Per l’autrice, classe 1990, la porzione separatista era un luogo come le fiabe, “impossibile” da raggiungere. Il bacino idroelettrico è però sopravvissuto alla dissoluzione del’Urss e rappresenta uno dei rari casi di cooperazione tra le due entità, anche perché nessuna delle due parti potrebbe fare da sola. Piano piano Tsaava porta in rilievo una realtà nascosta, di un confine quasi impenetrabile, eppure attraversato quotidianamente da alcuni lavoratori. Il primo tentativo della regista di superare i check-point fallisce e così il secondo: non le resta che presentare documenti e richieste a fantomatiche autorità nella speranza di un permesso per entrare in uno stato autoproclamato, protetto dalla Russia. Nell’attesa di una risposta, la documentarista raccoglie storie di una guerra che nessuno si aspettava, di famiglie ancora oggi divise e persino un racconto macabro. E mentre si avvicina al ponte sul fiume che fa da confine e unione, si sentono distintamente spari nei dintorni. Il film rende l’impressionante costruzione dentro la gola dell’Inguri e soprattutto l’assurdità di una situazione che rasenta l’incredibile. Viene naturale pensare, in scala più grande, a quanto sta accadendo in Ucraina e alle tragiche contraddizioni dell’ex Unione sovietica. E, come suggerisce il titolo, solo l'acqua supera liberamente il confine.

“Water Has No Borders” è l’unico film di area caucasica o balcanica selezionato tra i circa 150 titoli del festival. In concorso per le tradizionali Genziane ci sono 16 lungometraggi e 11 cortometraggi. Tra questi, oltre all’italiano “Caveman – Il gigante nascosto” di Tommaso Landucci su uno scultore che ha concepito una statua gigantesca dentro un abisso, spiccano tre opere. Su tutte “Fire of Love” di Sara Dosa, che andrà prossimamente su DisneyPlus, esaltante melodramma (o triangolo amoroso come lo definisce la regista) che vede protagonista la coppia di vulcanologi francesi Katia e Maurice Krafft e i vulcani che negli anni hanno osservato, anche da troppo vicino, e studiato. Una storia d’amore e di unione davvero unica, con i due geologi accomunati dalla passione per i vulcani (all’inizio Etna e Stromboli) tanto da diventare inseparabili e morire nel 1991 travolti dall’eruzione del giapponese Unzen a un passo una dall’altro. Un film tutto con materiali d’archivio, con fotografie e riprese dei protagonisti e dei loro amici e colleghi, spettacolare e coinvolgente.

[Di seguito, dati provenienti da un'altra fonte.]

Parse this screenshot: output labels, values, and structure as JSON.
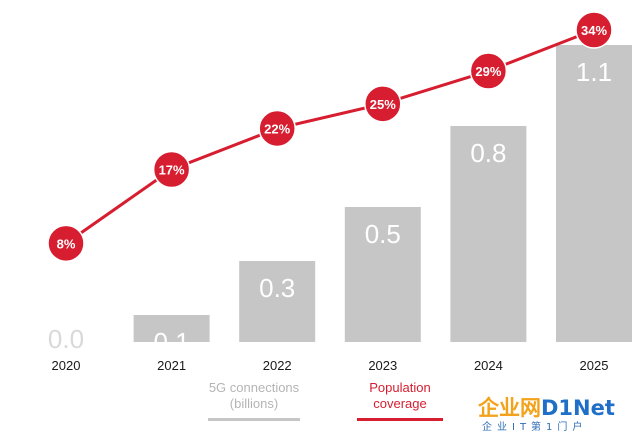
{
  "chart_data": {
    "type": "bar",
    "categories": [
      "2020",
      "2021",
      "2022",
      "2023",
      "2024",
      "2025"
    ],
    "series": [
      {
        "name": "5G connections (billions)",
        "type": "bar",
        "values": [
          0.0,
          0.1,
          0.3,
          0.5,
          0.8,
          1.1
        ],
        "labels": [
          "0.0",
          "0.1",
          "0.3",
          "0.5",
          "0.8",
          "1.1"
        ],
        "color": "#c6c6c6"
      },
      {
        "name": "Population coverage",
        "type": "line",
        "values": [
          8,
          17,
          22,
          25,
          29,
          34
        ],
        "labels": [
          "8%",
          "17%",
          "22%",
          "25%",
          "29%",
          "34%"
        ],
        "color": "#d71d30"
      }
    ],
    "bar_ylim": [
      0,
      1.1
    ],
    "line_ylim": [
      0,
      34
    ],
    "grid": false,
    "legend_position": "bottom"
  },
  "legend": {
    "connections_line1": "5G connections",
    "connections_line2": "(billions)",
    "coverage_line1": "Population",
    "coverage_line2": "coverage"
  },
  "watermark": {
    "cn_text": "企业网",
    "brand": "D1Net",
    "subtitle": "企业IT第1门户"
  },
  "colors": {
    "bar": "#c6c6c6",
    "bar_label": "#ffffff",
    "line": "#d71d30",
    "marker_text": "#ffffff",
    "axis_text": "#1a1a1a",
    "legend_connections": "#b5b5b5",
    "legend_coverage": "#d71d30"
  }
}
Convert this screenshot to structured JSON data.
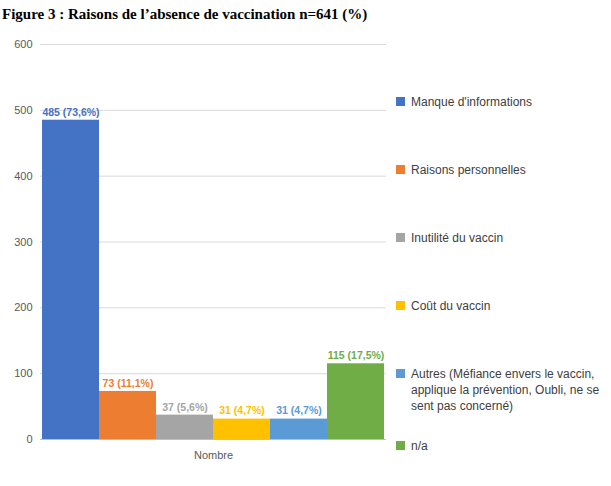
{
  "chart_data": {
    "type": "bar",
    "title": "Figure 3 : Raisons de l’absence de vaccination n=641 (%)",
    "categories": [
      "Nombre"
    ],
    "series": [
      {
        "name": "Manque d'informations",
        "color": "#4472c4",
        "values": [
          485
        ],
        "value_labels": [
          "485 (73,6%)"
        ]
      },
      {
        "name": "Raisons personnelles",
        "color": "#ed7d31",
        "values": [
          73
        ],
        "value_labels": [
          "73 (11,1%)"
        ]
      },
      {
        "name": "Inutilité du vaccin",
        "color": "#a5a5a5",
        "values": [
          37
        ],
        "value_labels": [
          "37 (5,6%)"
        ]
      },
      {
        "name": "Coût du vaccin",
        "color": "#ffc000",
        "values": [
          31
        ],
        "value_labels": [
          "31 (4,7%)"
        ]
      },
      {
        "name": "Autres (Méfiance envers le vaccin, applique la prévention, Oubli, ne se sent pas concerné)",
        "color": "#5b9bd5",
        "values": [
          31
        ],
        "value_labels": [
          "31 (4,7%)"
        ]
      },
      {
        "name": "n/a",
        "color": "#70ad47",
        "values": [
          115
        ],
        "value_labels": [
          "115 (17,5%)"
        ]
      }
    ],
    "ylim": [
      0,
      600
    ],
    "yticks": [
      0,
      100,
      200,
      300,
      400,
      500,
      600
    ],
    "grid": true,
    "legend": "right",
    "data_labels": true
  }
}
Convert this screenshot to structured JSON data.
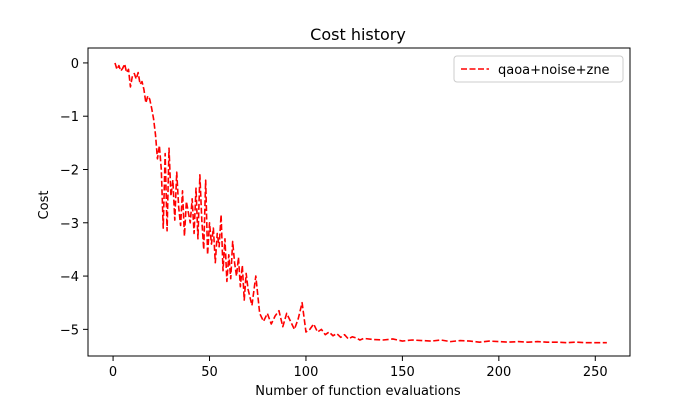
{
  "chart_data": {
    "type": "line",
    "title": "Cost history",
    "xlabel": "Number of function evaluations",
    "ylabel": "Cost",
    "xlim": [
      -13,
      268
    ],
    "ylim": [
      -5.5,
      0.28
    ],
    "xticks": [
      0,
      50,
      100,
      150,
      200,
      250
    ],
    "yticks": [
      0,
      -1,
      -2,
      -3,
      -4,
      -5
    ],
    "xtick_labels": [
      "0",
      "50",
      "100",
      "150",
      "200",
      "250"
    ],
    "ytick_labels": [
      "0",
      "−1",
      "−2",
      "−3",
      "−4",
      "−5"
    ],
    "grid": false,
    "legend_position": "top-right",
    "series": [
      {
        "name": "qaoa+noise+zne",
        "color": "#ff0000",
        "linestyle": "dashed",
        "x": [
          1,
          2,
          3,
          4,
          5,
          6,
          7,
          8,
          9,
          10,
          11,
          12,
          13,
          14,
          15,
          16,
          17,
          18,
          19,
          20,
          21,
          22,
          23,
          24,
          25,
          26,
          27,
          28,
          29,
          30,
          31,
          32,
          33,
          34,
          35,
          36,
          37,
          38,
          39,
          40,
          41,
          42,
          43,
          44,
          45,
          46,
          47,
          48,
          49,
          50,
          51,
          52,
          53,
          54,
          55,
          56,
          57,
          58,
          59,
          60,
          61,
          62,
          63,
          64,
          65,
          66,
          67,
          68,
          69,
          70,
          72,
          74,
          76,
          78,
          80,
          82,
          84,
          86,
          88,
          90,
          92,
          94,
          96,
          98,
          100,
          102,
          104,
          106,
          108,
          110,
          112,
          114,
          116,
          118,
          120,
          122,
          124,
          126,
          128,
          130,
          135,
          140,
          145,
          150,
          155,
          160,
          165,
          170,
          175,
          180,
          185,
          190,
          195,
          200,
          205,
          210,
          215,
          220,
          225,
          230,
          235,
          240,
          245,
          250,
          256
        ],
        "y": [
          0.0,
          -0.12,
          -0.05,
          -0.15,
          -0.1,
          -0.02,
          -0.18,
          -0.12,
          -0.45,
          -0.25,
          -0.2,
          -0.3,
          -0.18,
          -0.4,
          -0.35,
          -0.5,
          -0.75,
          -0.62,
          -0.68,
          -0.85,
          -1.05,
          -1.35,
          -1.8,
          -1.55,
          -2.0,
          -3.1,
          -1.7,
          -3.15,
          -1.6,
          -2.5,
          -2.2,
          -2.95,
          -2.05,
          -2.7,
          -3.05,
          -2.4,
          -3.25,
          -2.6,
          -2.8,
          -3.0,
          -2.55,
          -3.2,
          -2.35,
          -3.3,
          -2.1,
          -2.95,
          -3.5,
          -2.2,
          -3.6,
          -3.0,
          -3.4,
          -3.1,
          -3.75,
          -3.2,
          -3.45,
          -2.85,
          -3.9,
          -3.3,
          -4.1,
          -3.6,
          -4.05,
          -3.35,
          -3.75,
          -4.0,
          -3.65,
          -4.2,
          -3.8,
          -4.45,
          -3.95,
          -4.25,
          -4.55,
          -4.0,
          -4.7,
          -4.85,
          -4.7,
          -4.9,
          -4.75,
          -4.65,
          -4.95,
          -4.7,
          -4.85,
          -5.0,
          -4.8,
          -4.5,
          -5.05,
          -5.0,
          -4.9,
          -5.05,
          -5.0,
          -5.1,
          -5.05,
          -5.12,
          -5.08,
          -5.15,
          -5.1,
          -5.18,
          -5.14,
          -5.16,
          -5.2,
          -5.17,
          -5.19,
          -5.2,
          -5.18,
          -5.22,
          -5.2,
          -5.21,
          -5.22,
          -5.2,
          -5.23,
          -5.21,
          -5.22,
          -5.24,
          -5.22,
          -5.23,
          -5.24,
          -5.23,
          -5.24,
          -5.23,
          -5.24,
          -5.24,
          -5.25,
          -5.24,
          -5.25,
          -5.25,
          -5.25
        ]
      }
    ]
  }
}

Toccante ed emozionante è anche “The Last Mountain” di Chris Terrill sui tragici destini dell’alpinista Tom Ballard (morto sul Nanga Parbat nel 2019 con Daniele Nardi) e della madre Alison Hargreaves, perita scendendo dal K2 nel 1995. Due talenti, due grandi passioni e una sorte simile, raccontati dalla sorella e figlia Kate dai campi base delle due vette himalayane.

Sono impressionanti anche le immagini del danese “Into the Ice” di Lars Ostenfeld, che racconta i cambiamenti climatici e lo scioglimento dell’Artico andando sui ghiacciai in Groenlandia per fare misurazioni e calandosi negli spaventosi “moulin”, i buchi dove precipitano i fiumi superficiali che si creano per lo scioglimento dei ghiacci.

Altro pezzo forte del 70° Trento Film Festival l’omaggio a Mario Fantin, l’operatore della mitica ascensione italiana al K2 del 1954 (le sue immagini divennero “Italia K2” di Marcello Baldi che ora è stato restaurato) e di tante altre spedizioni alpinistiche in tutto il mondo. Il Festival ne propone alcuni lavori e anche, in anteprima, il documentario biografico “Il mondo in camera” di Mauro Bartoli che ne ripercorre (in modo simile a “Fire of Love”) una vita dedicata alla passione di riprendere le montagne che non gli diede le soddisfazioni che si sarebbe aspettato.